Ao refletir sobre desigualdade, lembra que o Brasil foi criado sob os signos “em que poucos mandam e muitos obedecem”. Ela analisa ainda a crise democrática que vivemos. O País precisa olhar e refletir sobre o seu passado e as injustiças cometidas por fatos como a escravidão, cujas consequências são sentidas até hoje na sociedade. Essa reflexão pode se dar pela História documental ou por meio da arte. “Nenhuma arte é desprovida de política. É inevitável, pois todos somos seres políticos. Até a neutralidade é uma posição política”, afirma o vencedor do Prêmio Jabuti 2020, por Torto Arado, Itamar Vieira Junior. O autor baiano foi abraçado pelo público ao abordar o racismo estrutural que persiste no Brasil e o papel da cultura na conscientização das pessoas.
Eu tive uma formação que transita entre a Geografia e a Antropologia. Passei quase 17 anos na universidade e a proximidade com a Antropologia me ensinou a contar História a partir de uma perspectiva que não era a minha. Quando pegamos um livro para ler, somos as personagens durante o tempo da leitura. Conseguimos adentrar até a mente da personagem, entender suas sensações e os seus sentimentos. Eu acho que não há maneira melhor para exercermos essa alteridade. E a literatura é esse terreno da liberdade, fértil, onde podemos ser qualquer coisa. Podemos nos reinventar, podemos ser uma árvore ou um cachorro. A literatura já nos deu muitas provas disso. Podemos ser homens, mulheres, almas, espíritos, qualquer coisa. Daí esse meu deslocamento sempre para o lugar do outro, quando estou nessas narrativas. Talvez seja a minha curiosidade de relatar e conhecer o mundo, a partir de outros olhares e outras perspectivas. E contar essa história de Torto Arado só seria para mim uma história muito honesta se ela fosse contada a partir da perspectiva das mulheres. A sociedade convencionou tratar os pais como heróis, mas no meu contexto familiar, por exemplo, foi diferente: as mulheres eram as heroínas da história. Talvez isso tenha adoçado a minha sensibilidade para contar histórias a partir dessa perspectiva.
Essa é uma questão que se impõe, não só para mim, mas para todos que escrevem. Eu imagino que a literatura nos oferece um ângulo muito diferente da História factual. A História tem acesso a documentos, relatos e cartas. É ancorada em muitos documentos e revisões bibliográficas sobre o tema. A literatura é mais livre, embora seja baseada, muitas vezes, em documentos históricos. A História nos dá os fatos, os relatos daquilo que a gente não viveu. Mas a literatura permite que a gente tangencie ou mergulhe nos sentimentos daquelas personagens. É o foco na experiência humana que faz da literatura essa arte diferenciada e que a diferencia, por exemplo, da História.
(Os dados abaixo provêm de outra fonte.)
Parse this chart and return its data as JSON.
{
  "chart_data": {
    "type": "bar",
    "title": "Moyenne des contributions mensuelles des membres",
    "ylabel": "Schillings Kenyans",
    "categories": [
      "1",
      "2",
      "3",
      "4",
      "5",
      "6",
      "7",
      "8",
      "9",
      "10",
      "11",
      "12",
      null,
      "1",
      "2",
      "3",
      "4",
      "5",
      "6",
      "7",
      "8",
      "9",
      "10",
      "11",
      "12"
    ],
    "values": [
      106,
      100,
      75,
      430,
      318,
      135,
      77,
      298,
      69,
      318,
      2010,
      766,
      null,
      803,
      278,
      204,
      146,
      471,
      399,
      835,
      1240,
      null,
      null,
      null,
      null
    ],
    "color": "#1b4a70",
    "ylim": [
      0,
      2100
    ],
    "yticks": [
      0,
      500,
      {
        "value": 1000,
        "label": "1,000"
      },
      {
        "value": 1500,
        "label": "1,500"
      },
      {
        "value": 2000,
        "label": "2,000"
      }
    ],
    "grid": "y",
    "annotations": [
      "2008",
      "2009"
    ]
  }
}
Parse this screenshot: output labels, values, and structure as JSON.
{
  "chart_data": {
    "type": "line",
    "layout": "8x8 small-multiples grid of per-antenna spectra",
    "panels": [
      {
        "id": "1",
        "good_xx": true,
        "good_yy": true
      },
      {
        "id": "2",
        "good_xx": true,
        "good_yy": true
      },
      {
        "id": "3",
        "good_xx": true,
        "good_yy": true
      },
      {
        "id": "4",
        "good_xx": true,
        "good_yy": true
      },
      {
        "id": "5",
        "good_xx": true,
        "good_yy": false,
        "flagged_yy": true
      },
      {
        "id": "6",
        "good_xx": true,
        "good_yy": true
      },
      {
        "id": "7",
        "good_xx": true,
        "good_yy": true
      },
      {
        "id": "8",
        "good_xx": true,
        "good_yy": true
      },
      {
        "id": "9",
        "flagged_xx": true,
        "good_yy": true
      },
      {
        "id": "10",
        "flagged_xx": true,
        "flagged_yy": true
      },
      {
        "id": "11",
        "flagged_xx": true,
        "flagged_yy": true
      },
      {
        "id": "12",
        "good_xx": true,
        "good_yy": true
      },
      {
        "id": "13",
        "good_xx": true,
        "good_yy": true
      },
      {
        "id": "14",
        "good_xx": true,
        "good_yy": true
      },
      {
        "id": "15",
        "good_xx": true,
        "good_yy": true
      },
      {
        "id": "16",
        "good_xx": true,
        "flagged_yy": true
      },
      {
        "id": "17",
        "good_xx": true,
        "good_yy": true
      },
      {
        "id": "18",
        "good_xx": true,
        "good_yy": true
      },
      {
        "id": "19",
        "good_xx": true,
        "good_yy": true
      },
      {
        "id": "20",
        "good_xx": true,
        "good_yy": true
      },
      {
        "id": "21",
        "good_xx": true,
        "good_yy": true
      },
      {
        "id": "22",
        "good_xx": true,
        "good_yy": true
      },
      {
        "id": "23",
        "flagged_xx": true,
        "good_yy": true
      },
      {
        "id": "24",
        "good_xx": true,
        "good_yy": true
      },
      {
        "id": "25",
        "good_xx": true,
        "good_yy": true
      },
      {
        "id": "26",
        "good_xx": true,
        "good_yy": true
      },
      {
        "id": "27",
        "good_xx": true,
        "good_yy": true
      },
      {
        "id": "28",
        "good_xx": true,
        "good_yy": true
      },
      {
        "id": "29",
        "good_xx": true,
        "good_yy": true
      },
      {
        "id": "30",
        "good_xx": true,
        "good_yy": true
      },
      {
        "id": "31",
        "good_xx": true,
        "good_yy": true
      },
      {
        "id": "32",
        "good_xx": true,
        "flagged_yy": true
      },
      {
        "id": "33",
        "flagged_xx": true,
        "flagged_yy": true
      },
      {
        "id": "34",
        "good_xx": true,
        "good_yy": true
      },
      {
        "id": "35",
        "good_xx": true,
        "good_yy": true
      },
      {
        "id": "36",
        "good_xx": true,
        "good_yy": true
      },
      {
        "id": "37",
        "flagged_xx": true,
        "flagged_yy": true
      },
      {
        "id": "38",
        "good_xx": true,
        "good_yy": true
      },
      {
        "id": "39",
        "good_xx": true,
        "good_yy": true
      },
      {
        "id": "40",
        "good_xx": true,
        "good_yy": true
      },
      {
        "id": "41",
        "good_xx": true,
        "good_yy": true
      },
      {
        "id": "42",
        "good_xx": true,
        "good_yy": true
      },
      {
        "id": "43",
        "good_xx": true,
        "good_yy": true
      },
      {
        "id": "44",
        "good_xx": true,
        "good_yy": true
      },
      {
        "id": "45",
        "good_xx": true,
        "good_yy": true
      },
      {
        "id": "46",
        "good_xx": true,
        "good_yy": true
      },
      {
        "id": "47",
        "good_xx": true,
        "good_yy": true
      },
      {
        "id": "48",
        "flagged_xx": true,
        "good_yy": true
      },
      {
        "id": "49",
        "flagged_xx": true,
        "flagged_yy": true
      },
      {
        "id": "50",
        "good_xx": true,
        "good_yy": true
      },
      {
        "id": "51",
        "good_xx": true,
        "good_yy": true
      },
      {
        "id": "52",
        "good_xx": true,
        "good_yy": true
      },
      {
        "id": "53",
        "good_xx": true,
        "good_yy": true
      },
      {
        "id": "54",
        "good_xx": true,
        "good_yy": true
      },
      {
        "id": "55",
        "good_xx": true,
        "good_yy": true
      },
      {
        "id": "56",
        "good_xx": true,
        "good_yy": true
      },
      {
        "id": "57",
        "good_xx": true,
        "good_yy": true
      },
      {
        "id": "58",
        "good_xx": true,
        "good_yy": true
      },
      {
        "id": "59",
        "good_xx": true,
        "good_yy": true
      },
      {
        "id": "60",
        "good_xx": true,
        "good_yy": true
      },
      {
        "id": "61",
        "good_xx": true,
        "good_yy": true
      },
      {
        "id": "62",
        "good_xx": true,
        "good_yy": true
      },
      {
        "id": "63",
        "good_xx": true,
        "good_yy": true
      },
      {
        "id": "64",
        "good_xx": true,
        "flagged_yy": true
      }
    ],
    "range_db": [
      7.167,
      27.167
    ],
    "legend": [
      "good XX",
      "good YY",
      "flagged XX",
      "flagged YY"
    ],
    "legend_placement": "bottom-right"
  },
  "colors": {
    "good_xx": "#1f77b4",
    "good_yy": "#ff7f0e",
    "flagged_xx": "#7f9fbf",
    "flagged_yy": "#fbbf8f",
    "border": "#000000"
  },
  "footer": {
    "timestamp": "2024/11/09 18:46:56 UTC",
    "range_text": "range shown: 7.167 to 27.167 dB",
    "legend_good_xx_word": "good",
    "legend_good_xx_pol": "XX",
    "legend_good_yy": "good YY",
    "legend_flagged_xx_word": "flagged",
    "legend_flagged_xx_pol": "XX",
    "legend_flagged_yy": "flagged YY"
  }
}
Nenhuma arte é desprovida de política. Apesar de tentarmos manter essa distância, o rigor crítico exige isso de nós. É inevitável, pois todos somos seres políticos. Até a neutralidade é uma posição política. Tenho uma relação muito bem resolvida com essas questões. Eu preciso escrever e preciso falar sobre o que é relevante acima de tudo. Se não fosse relevante para mim eu escolheria outro tema para falar. E é inevitável não apresentar a nossa visão de mundo, o que nos move como artista e cidadão. Eu poderia contar a história de Torto Arado pela perspectiva do fazendeiro. Talvez ele se sentisse ferido, traído pelo seu direito de propriedade. Que o que vale é o direito de propriedade daquele senhor, o documento que ele tinha e não a história de todos que estavam ali. Tem gente que acredita nisso. Mas, para mim, era relevante mergulhar naquilo que fazia sentido para a minha história. Afinal de contas, era a história dos meus ancestrais que estava em jogo e eu precisava falar sobre ela.
Esse caminho foi aberto com muita foice, machado, muita pena e tinta de caneta. Todos nós temos que agradecer autores do passado que abriram caminho, como Maria Firmina dos Reis, Lima Barreto, Machado de Assis e Carolina Maria de Jesus que, passados 60 anos da publicação de seu Quarto de Despejo, ainda é muito lida e discutida no Brasil e no exterior. Eles têm o mérito de terem aberto todos esses caminhos para nós. Mas vivemos, sim, um momento diferente da história. Cada vez mais pessoas negras e indígenas têm publicado em nosso país. Acho que isso é consequência, também, de lutas e conquistas da sociedade civil organizada, a partir do Movimento Negro, da Constituição de 1988 e todas as políticas públicas que vieram para tentar mitigar, minimamente, a desigualdade, o abismo social e o racismo estrutural, que ainda é muito marcante em nosso país. Espero que seja apenas o começo, pois esse mercado ainda é muito desigual. Estamos falando de um país em que 50% da população se declara negra ou parda.